Today, Alliance Housing Management, Inc., defendant in Des Verney vs Alliance Housing Management, sent the ACLU of Southern California a letter saying it will withdraw its requirement that residents of its government-subsidized properties located in Venice, California sign a lease agreement which would hold them responsible for crimes committed by visitors, even if those crimes occur as far as three blocks from the residence. On November 22, the ACLU filed the federal lawsuit on behalf of three low-income tenants of a U.S. Housing and Urban Development (HUD) subsidized development in Venice. The tenants faced imminent eviction because they refused to sign the unconstitutional lease agreement. Plaintiffs are residents of Holiday Venice Properties, which include 256 units in fifteen buildings in Venice, California.

The lawsuit charged that the new mandatory lease agreement violates current federal statutes and regulations concerning federally-subsidized housing, is unconstitutionally vague, and violates the Fifth Amendment's guarantees of due process of law and freedom of association.

In September, Holiday Venice Properties residents received the new lease addendum--which Alliance Housing said was required by HUD--that would subject them to "one-strike" evictions if they, or any member of their household, guest or other person under the resident's control, were to "engage in or facilitate criminal activity...within a three block radius of the property."

The letter received today by ACLU attorney Daniel Tokaji and Rocio Cordoba reads:

"After receiving your complaint and letter, and in order to avoid costly and time consuming litigation, Alliance Housing Management, Inc. has decided to withdraw the requirement that the plaintiffs sign the HUD Drug Free Addendum.
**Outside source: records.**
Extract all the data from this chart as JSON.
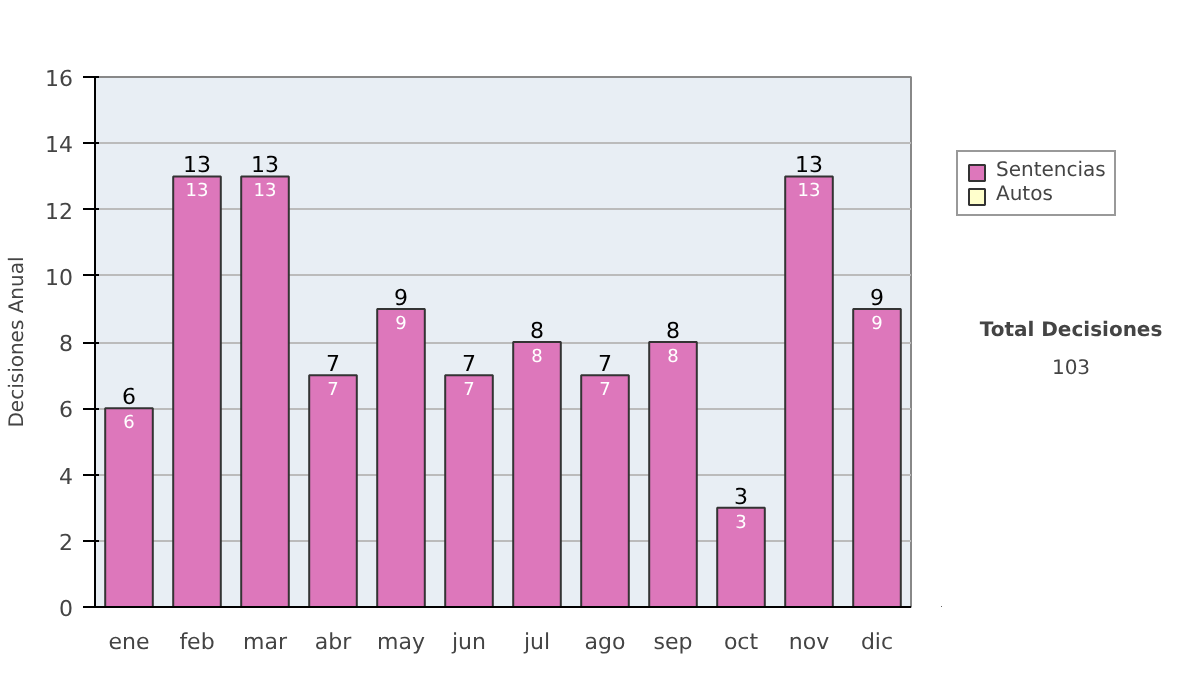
{
  "chart_data": {
    "type": "bar",
    "stacked": true,
    "ylabel": "Decisiones Anual",
    "categories": [
      "ene",
      "feb",
      "mar",
      "abr",
      "may",
      "jun",
      "jul",
      "ago",
      "sep",
      "oct",
      "nov",
      "dic"
    ],
    "series": [
      {
        "name": "Sentencias",
        "color": "#dd77bb",
        "values": [
          6,
          13,
          13,
          7,
          9,
          7,
          8,
          7,
          8,
          3,
          13,
          9
        ],
        "value_labels": [
          "6",
          "13",
          "13",
          "7",
          "9",
          "7",
          "8",
          "7",
          "8",
          "3",
          "13",
          "9"
        ]
      },
      {
        "name": "Autos",
        "color": "#ffffcc",
        "values": [
          0,
          0,
          0,
          0,
          0,
          0,
          0,
          0,
          0,
          0,
          0,
          0
        ]
      }
    ],
    "totals": [
      "6",
      "13",
      "13",
      "7",
      "9",
      "7",
      "8",
      "7",
      "8",
      "3",
      "13",
      "9"
    ],
    "ylim": [
      0,
      16
    ],
    "yticks": [
      0,
      2,
      4,
      6,
      8,
      10,
      12,
      14,
      16
    ],
    "grid": "y",
    "legend": "right",
    "annotations": [
      "Total Decisiones",
      "103"
    ]
  }
}
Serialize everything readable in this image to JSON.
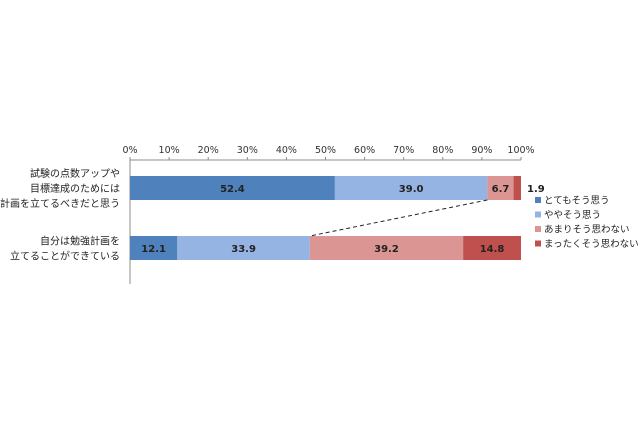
{
  "chart_data": {
    "type": "bar",
    "orientation": "horizontal",
    "stacked": true,
    "xlim": [
      0,
      100
    ],
    "tick_labels": [
      "0%",
      "10%",
      "20%",
      "30%",
      "40%",
      "50%",
      "60%",
      "70%",
      "80%",
      "90%",
      "100%"
    ],
    "categories": [
      [
        "試験の点数アップや",
        "目標達成のためには",
        "勉強計画を立てるべきだと思う"
      ],
      [
        "自分は勉強計画を",
        "立てることができている"
      ]
    ],
    "series": [
      {
        "name": "とてもそう思う",
        "color": "#4f81bd",
        "values": [
          52.4,
          12.1
        ],
        "labels": [
          "52.4",
          "12.1"
        ]
      },
      {
        "name": "ややそう思う",
        "color": "#95b3e3",
        "values": [
          39.0,
          33.9
        ],
        "labels": [
          "39.0",
          "33.9"
        ]
      },
      {
        "name": "あまりそう思わない",
        "color": "#db9593",
        "values": [
          6.7,
          39.2
        ],
        "labels": [
          "6.7",
          "39.2"
        ]
      },
      {
        "name": "まったくそう思わない",
        "color": "#c0504d",
        "values": [
          1.9,
          14.8
        ],
        "labels": [
          "1.9",
          "14.8"
        ]
      }
    ],
    "connector_line": {
      "style": "dashed",
      "from_category": 0,
      "to_category": 1,
      "after_series": 1
    },
    "legend_position": "right",
    "grid": false
  }
}
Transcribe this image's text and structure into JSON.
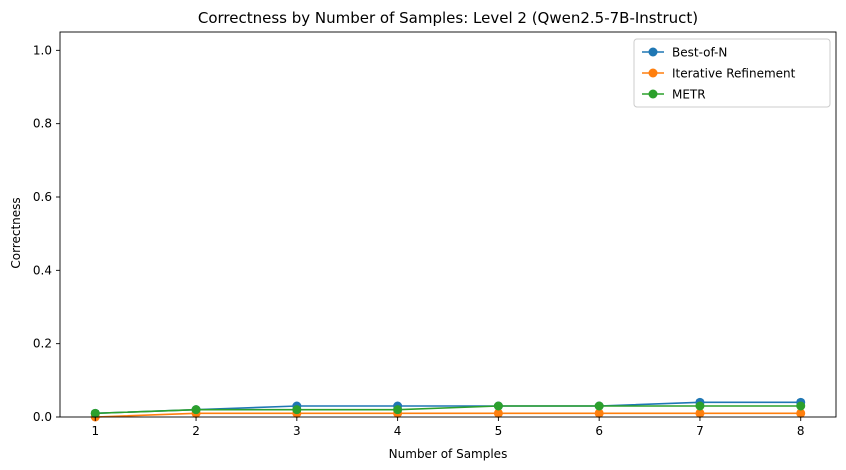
{
  "chart_data": {
    "type": "line",
    "title": "Correctness by Number of Samples: Level 2 (Qwen2.5-7B-Instruct)",
    "xlabel": "Number of Samples",
    "ylabel": "Correctness",
    "x": [
      1,
      2,
      3,
      4,
      5,
      6,
      7,
      8
    ],
    "x_ticks": [
      "1",
      "2",
      "3",
      "4",
      "5",
      "6",
      "7",
      "8"
    ],
    "y_ticks": [
      "0.0",
      "0.2",
      "0.4",
      "0.6",
      "0.8",
      "1.0"
    ],
    "xlim": [
      0.65,
      8.35
    ],
    "ylim": [
      0,
      1.05
    ],
    "grid": false,
    "legend_position": "top-right",
    "series": [
      {
        "name": "Best-of-N",
        "color": "#1f77b4",
        "marker": "circle",
        "values": [
          0.01,
          0.02,
          0.03,
          0.03,
          0.03,
          0.03,
          0.04,
          0.04
        ]
      },
      {
        "name": "Iterative Refinement",
        "color": "#ff7f0e",
        "marker": "circle",
        "values": [
          0.0,
          0.01,
          0.01,
          0.01,
          0.01,
          0.01,
          0.01,
          0.01
        ]
      },
      {
        "name": "METR",
        "color": "#2ca02c",
        "marker": "circle",
        "values": [
          0.01,
          0.02,
          0.02,
          0.02,
          0.03,
          0.03,
          0.03,
          0.03
        ]
      }
    ]
  }
}
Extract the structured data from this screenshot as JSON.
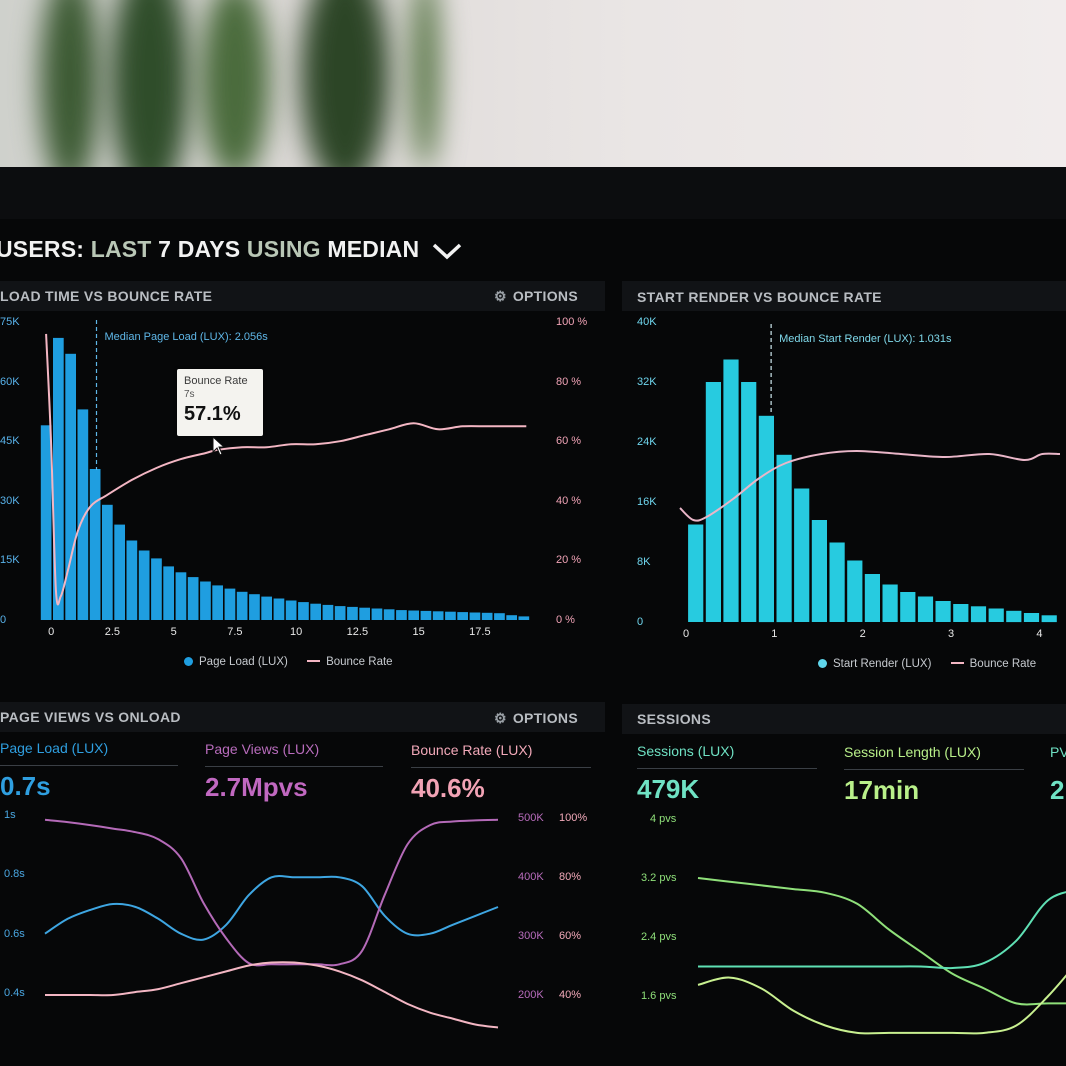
{
  "heading": {
    "users": "USERS:",
    "last": "LAST",
    "days": "7 DAYS",
    "using": "USING",
    "median": "MEDIAN"
  },
  "panels": {
    "load_vs_bounce": {
      "title": "LOAD TIME VS BOUNCE RATE",
      "options": "OPTIONS"
    },
    "start_vs_bounce": {
      "title": "START RENDER VS BOUNCE RATE"
    },
    "views_vs_onload": {
      "title": "PAGE VIEWS VS ONLOAD",
      "options": "OPTIONS"
    },
    "sessions": {
      "title": "SESSIONS"
    }
  },
  "tooltip": {
    "label": "Bounce Rate",
    "sub": "7s",
    "value": "57.1%"
  },
  "metrics_left": [
    {
      "label": "Page Load (LUX)",
      "value": "0.7s",
      "color": "#2f9fe0"
    },
    {
      "label": "Page Views (LUX)",
      "value": "2.7Mpvs",
      "color": "#c068c0"
    },
    {
      "label": "Bounce Rate (LUX)",
      "value": "40.6%",
      "color": "#f2a3b5"
    }
  ],
  "metrics_right": [
    {
      "label": "Sessions (LUX)",
      "value": "479K",
      "color": "#6fe2c4"
    },
    {
      "label": "Session Length (LUX)",
      "value": "17min",
      "color": "#b9f08a"
    },
    {
      "label": "PV",
      "value": "2",
      "color": "#6fe2c4"
    }
  ],
  "colors": {
    "blue": "#1f9ee0",
    "cyan": "#27cbe0",
    "pink": "#f3b6c3",
    "purple": "#b46ab8",
    "green": "#8fe07a",
    "mint": "#5fe0b4",
    "lightblue": "#3ea6e2"
  },
  "chart_data": [
    {
      "type": "bar",
      "title": "LOAD TIME VS BOUNCE RATE",
      "annotation": "Median Page Load (LUX): 2.056s",
      "median_x": 2.056,
      "x_ticks": [
        "0",
        "2.5",
        "5",
        "7.5",
        "10",
        "12.5",
        "15",
        "17.5"
      ],
      "y_ticks_left": [
        "0",
        "15K",
        "30K",
        "45K",
        "60K",
        "75K"
      ],
      "y_ticks_right": [
        "0 %",
        "20 %",
        "40 %",
        "60 %",
        "80 %",
        "100 %"
      ],
      "xlim": [
        -0.25,
        19.75
      ],
      "ylim_left": [
        0,
        75000
      ],
      "ylim_right": [
        0,
        100
      ],
      "legend": [
        "Page Load (LUX)",
        "Bounce Rate"
      ],
      "bin_width": 0.5,
      "x": [
        0,
        0.5,
        1,
        1.5,
        2,
        2.5,
        3,
        3.5,
        4,
        4.5,
        5,
        5.5,
        6,
        6.5,
        7,
        7.5,
        8,
        8.5,
        9,
        9.5,
        10,
        10.5,
        11,
        11.5,
        12,
        12.5,
        13,
        13.5,
        14,
        14.5,
        15,
        15.5,
        16,
        16.5,
        17,
        17.5,
        18,
        18.5,
        19,
        19.5
      ],
      "series": [
        {
          "name": "Page Load (LUX)",
          "values": [
            49000,
            71000,
            67000,
            53000,
            38000,
            29000,
            24000,
            20000,
            17500,
            15500,
            13500,
            12000,
            10800,
            9700,
            8700,
            7900,
            7100,
            6500,
            5900,
            5400,
            4900,
            4500,
            4100,
            3800,
            3500,
            3300,
            3100,
            2900,
            2700,
            2500,
            2400,
            2300,
            2200,
            2100,
            2000,
            1900,
            1800,
            1700,
            1200,
            900
          ]
        },
        {
          "name": "Bounce Rate",
          "x": [
            0,
            0.2,
            0.4,
            0.6,
            0.9,
            1.3,
            1.8,
            2.5,
            3.5,
            4.5,
            5.5,
            6.5,
            7,
            8,
            9,
            10,
            11,
            12,
            13,
            14,
            15,
            16,
            17,
            18,
            19,
            19.6
          ],
          "values": [
            96,
            60,
            10,
            8,
            17,
            30,
            38,
            42,
            47,
            51,
            54,
            56,
            57.1,
            58,
            58,
            59,
            59,
            60,
            62,
            64,
            66,
            64,
            65,
            65,
            65,
            65
          ]
        }
      ]
    },
    {
      "type": "bar",
      "title": "START RENDER VS BOUNCE RATE",
      "annotation": "Median Start Render (LUX): 1.031s",
      "median_x": 1.031,
      "x_ticks": [
        "0",
        "1",
        "2",
        "3",
        "4"
      ],
      "y_ticks_left": [
        "0",
        "8K",
        "16K",
        "24K",
        "32K",
        "40K"
      ],
      "xlim": [
        0,
        4.3
      ],
      "ylim_left": [
        0,
        40000
      ],
      "legend": [
        "Start Render (LUX)",
        "Bounce Rate"
      ],
      "bin_width": 0.2,
      "x": [
        0.2,
        0.4,
        0.6,
        0.8,
        1.0,
        1.2,
        1.4,
        1.6,
        1.8,
        2.0,
        2.2,
        2.4,
        2.6,
        2.8,
        3.0,
        3.2,
        3.4,
        3.6,
        3.8,
        4.0,
        4.2
      ],
      "series": [
        {
          "name": "Start Render (LUX)",
          "values": [
            13000,
            32000,
            35000,
            32000,
            27500,
            22300,
            17800,
            13600,
            10600,
            8200,
            6400,
            5000,
            4000,
            3400,
            2800,
            2400,
            2100,
            1800,
            1500,
            1200,
            900
          ]
        },
        {
          "name": "Bounce Rate",
          "x": [
            0,
            0.15,
            0.3,
            0.6,
            0.9,
            1.2,
            1.6,
            2,
            2.5,
            3,
            3.5,
            3.9,
            4.1,
            4.3
          ],
          "values": [
            38,
            34,
            35,
            41,
            48,
            53,
            56,
            57,
            56,
            55,
            56,
            54,
            56,
            56
          ]
        }
      ]
    },
    {
      "type": "line",
      "title": "PAGE VIEWS VS ONLOAD",
      "y_ticks_left": [
        "0.4s",
        "0.6s",
        "0.8s",
        "1s"
      ],
      "y_ticks_right_views": [
        "200K",
        "300K",
        "400K",
        "500K"
      ],
      "y_ticks_right_rate": [
        "40%",
        "60%",
        "80%",
        "100%"
      ],
      "x": [
        0,
        1,
        2,
        3,
        4,
        5,
        6,
        7,
        8,
        9,
        10,
        11,
        12,
        13,
        14,
        15,
        16,
        17,
        18,
        19,
        20
      ],
      "series": [
        {
          "name": "Page Load (LUX)",
          "values": [
            0.6,
            0.65,
            0.68,
            0.7,
            0.69,
            0.65,
            0.6,
            0.58,
            0.63,
            0.73,
            0.79,
            0.79,
            0.79,
            0.79,
            0.76,
            0.66,
            0.6,
            0.6,
            0.63,
            0.66,
            0.69
          ]
        },
        {
          "name": "Page Views (LUX)",
          "values": [
            497000,
            493000,
            488000,
            482000,
            476000,
            464000,
            432000,
            356000,
            296000,
            254000,
            252000,
            252000,
            252000,
            252000,
            275000,
            370000,
            455000,
            488000,
            494000,
            496000,
            497000
          ]
        },
        {
          "name": "Bounce Rate (LUX)",
          "values": [
            40,
            40,
            40,
            40,
            41,
            42,
            44,
            46,
            48,
            50,
            51,
            51,
            50,
            48,
            45,
            41,
            37,
            34,
            32,
            30,
            29
          ]
        }
      ]
    },
    {
      "type": "line",
      "title": "SESSIONS",
      "y_ticks_left": [
        "1.6 pvs",
        "2.4 pvs",
        "3.2 pvs",
        "4 pvs"
      ],
      "x": [
        0,
        1,
        2,
        3,
        4,
        5,
        6,
        7,
        8,
        9,
        10,
        11,
        12
      ],
      "series": [
        {
          "name": "Sessions (LUX)",
          "values": [
            3.2,
            3.15,
            3.1,
            3.05,
            3.0,
            2.85,
            2.5,
            2.2,
            1.9,
            1.7,
            1.5,
            1.5,
            1.5
          ]
        },
        {
          "name": "Session Length (LUX)",
          "values": [
            2.0,
            2.0,
            2.0,
            2.0,
            2.0,
            2.0,
            2.0,
            2.0,
            1.98,
            2.05,
            2.35,
            2.9,
            3.05
          ]
        },
        {
          "name": "PV",
          "values": [
            1.75,
            1.85,
            1.7,
            1.4,
            1.2,
            1.1,
            1.1,
            1.1,
            1.1,
            1.1,
            1.2,
            1.6,
            2.1
          ]
        }
      ]
    }
  ]
}
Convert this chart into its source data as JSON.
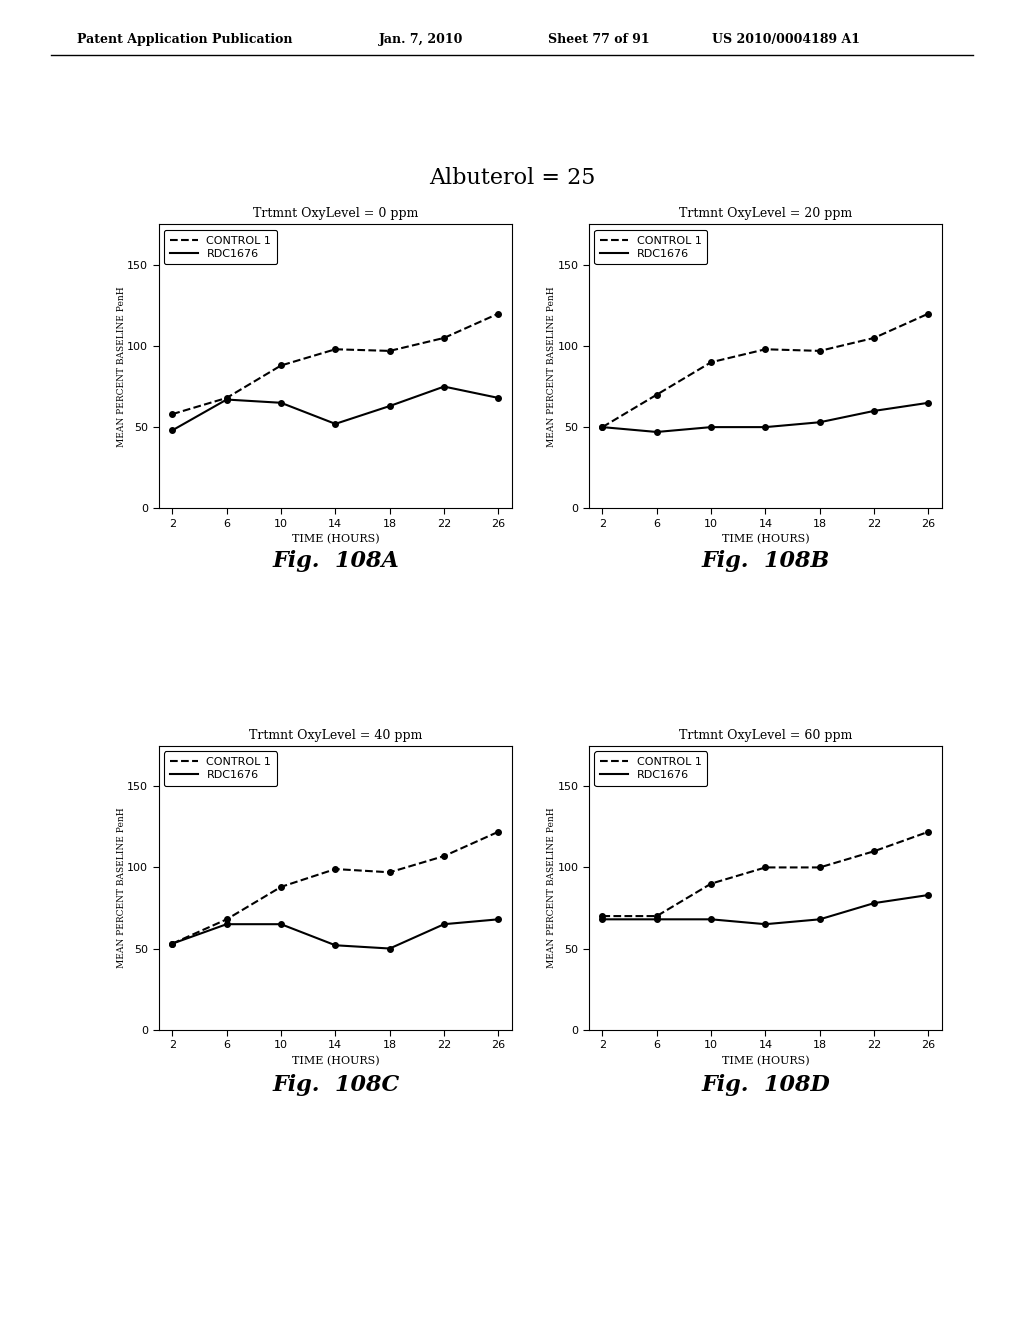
{
  "title": "Albuterol = 25",
  "title_fontsize": 16,
  "x_values": [
    2,
    6,
    10,
    14,
    18,
    22,
    26
  ],
  "subplots": [
    {
      "title": "Trtmnt OxyLevel = 0 ppm",
      "fig_label": "Fig.  108A",
      "control1_y": [
        58,
        68,
        88,
        98,
        97,
        105,
        120
      ],
      "rdc1676_y": [
        48,
        67,
        65,
        52,
        63,
        75,
        68
      ]
    },
    {
      "title": "Trtmnt OxyLevel = 20 ppm",
      "fig_label": "Fig.  108B",
      "control1_y": [
        50,
        70,
        90,
        98,
        97,
        105,
        120
      ],
      "rdc1676_y": [
        50,
        47,
        50,
        50,
        53,
        60,
        65
      ]
    },
    {
      "title": "Trtmnt OxyLevel = 40 ppm",
      "fig_label": "Fig.  108C",
      "control1_y": [
        53,
        68,
        88,
        99,
        97,
        107,
        122
      ],
      "rdc1676_y": [
        53,
        65,
        65,
        52,
        50,
        65,
        68
      ]
    },
    {
      "title": "Trtmnt OxyLevel = 60 ppm",
      "fig_label": "Fig.  108D",
      "control1_y": [
        70,
        70,
        90,
        100,
        100,
        110,
        122
      ],
      "rdc1676_y": [
        68,
        68,
        68,
        65,
        68,
        78,
        83
      ]
    }
  ],
  "ylabel": "MEAN PERCENT BASELINE PenH",
  "xlabel": "TIME (HOURS)",
  "ylim": [
    0,
    175
  ],
  "yticks": [
    0,
    50,
    100,
    150
  ],
  "xticks": [
    2,
    6,
    10,
    14,
    18,
    22,
    26
  ],
  "background_color": "#ffffff",
  "marker": "o",
  "marker_size": 4,
  "line_width": 1.5,
  "header_text_top": "Patent Application Publication",
  "header_text_date": "Jan. 7, 2010",
  "header_text_sheet": "Sheet 77 of 91",
  "header_text_patent": "US 2010/0004189 A1"
}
Your clients will remain tenants based upon the existing lease and no action will be taken against them for not signing I hope that this meets with your approval and the case can now be dismissed. I only wish that we had able to resolve this matter with the ACLU Foundation before the case was filed." (Letter follows)

Dan Tokaji, ACLU staff attorney said, "Ms. Des Verney, Ms. Anderson and Ms. Holmes are law-abiding tenants. They made every effort to resolve the matter amicably without litigation to no avail. We are very pleased that they and their families will be permitted to remain in their homes through the holidays. Let's hope that this case will send a clear message that the Bill of Rights protects everyone. By having the courage to stand up for their rights, these three women have protected the constitutional rights of us all."